Unless we understand that we are all equally guilty of being sinners and of breaking God’s covenant and that no one among us is any less a covenant breaker than anyone else, love and unity will always be a state we fail to realize. Grace has rescued us in the form of Jesus Christ who has kept the covenant perfectly in our stead, NCT notwithstanding. All humans are sinners in precisely the same way. We are all covenant breakers in various ways. But covenant breaking is covenant breaking. Sin is sin because it is a breach of the divine covenant. Sin is not sin apart from the fact that it breaches the covenant. In this light, adultery and lying are the same. Murder and slander are the same.

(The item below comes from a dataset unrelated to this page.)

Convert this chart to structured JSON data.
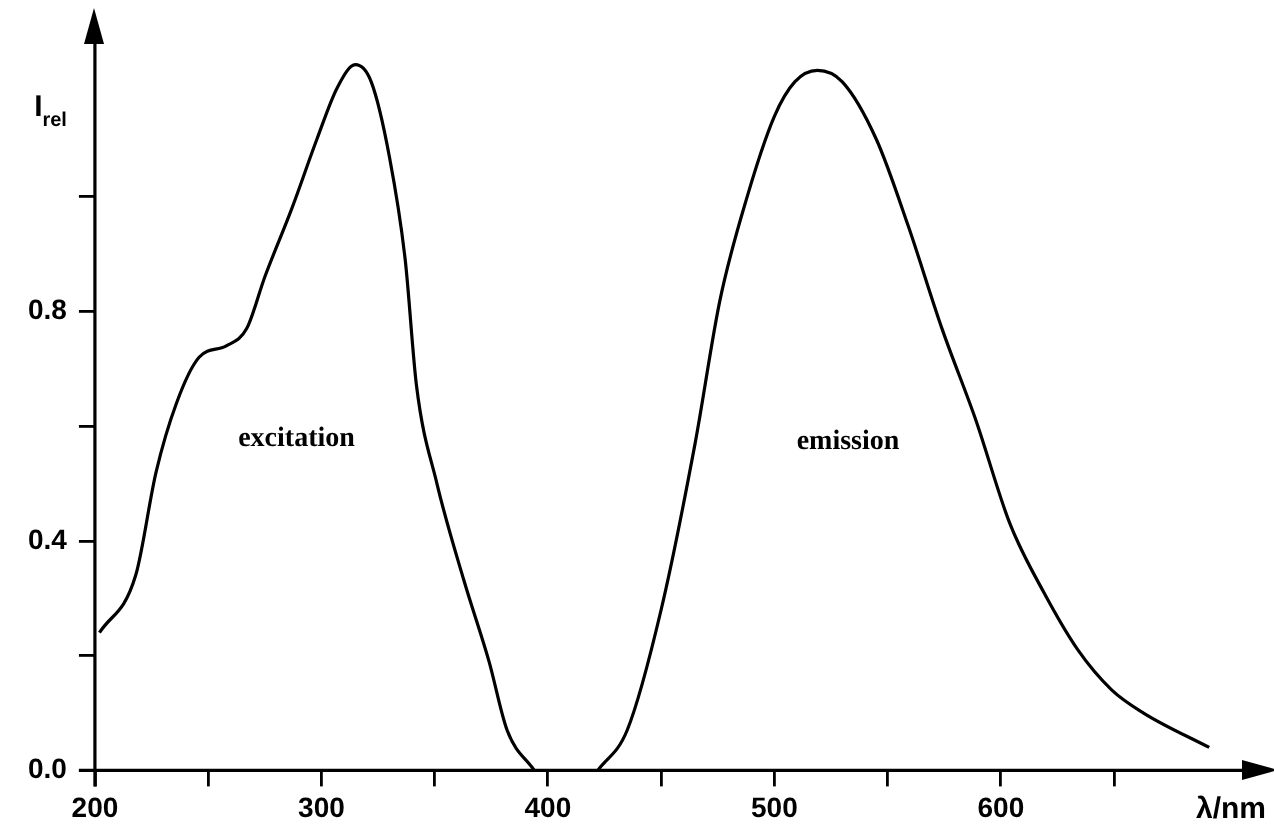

In fact, in Galatians 5, the only thing separating idolatry from jealousy is a comma. However, we live in a culture that desperately, and self-righteously I might add, wishes to set up its own standards and treat the sin of jealousy or the sin of immorality differently from the sin of idolatry or the sin of murder. We attack homosexual behavior vociferously and condemn abortion with great exuberance. But we allow those who break the covenant by hating their brother to pass by without a word. We tolerate the sin of slander and even unrighteous divorce while engaging in contumacy ourselves around the hard task of biblical correction and discipline. We say, my sin is different from your sin and you are a sinner in a way that I am not a sinner. We even accuse others of doing things that we could never do. This kind of thinking clearly indicates that a return to Scripture and a careful and critical examination of the doctrines of sin, grace, justification, and numerous others are essential if we hope to objurgate such egregious deviations from historic Christian orthodoxy. Let such hope forever occupy our thoughts and prayers. And not only this, but let us find the courage to stand up for truth and in love, correct those who stray, for the sake of the gospel and the witness of Jesus Christ.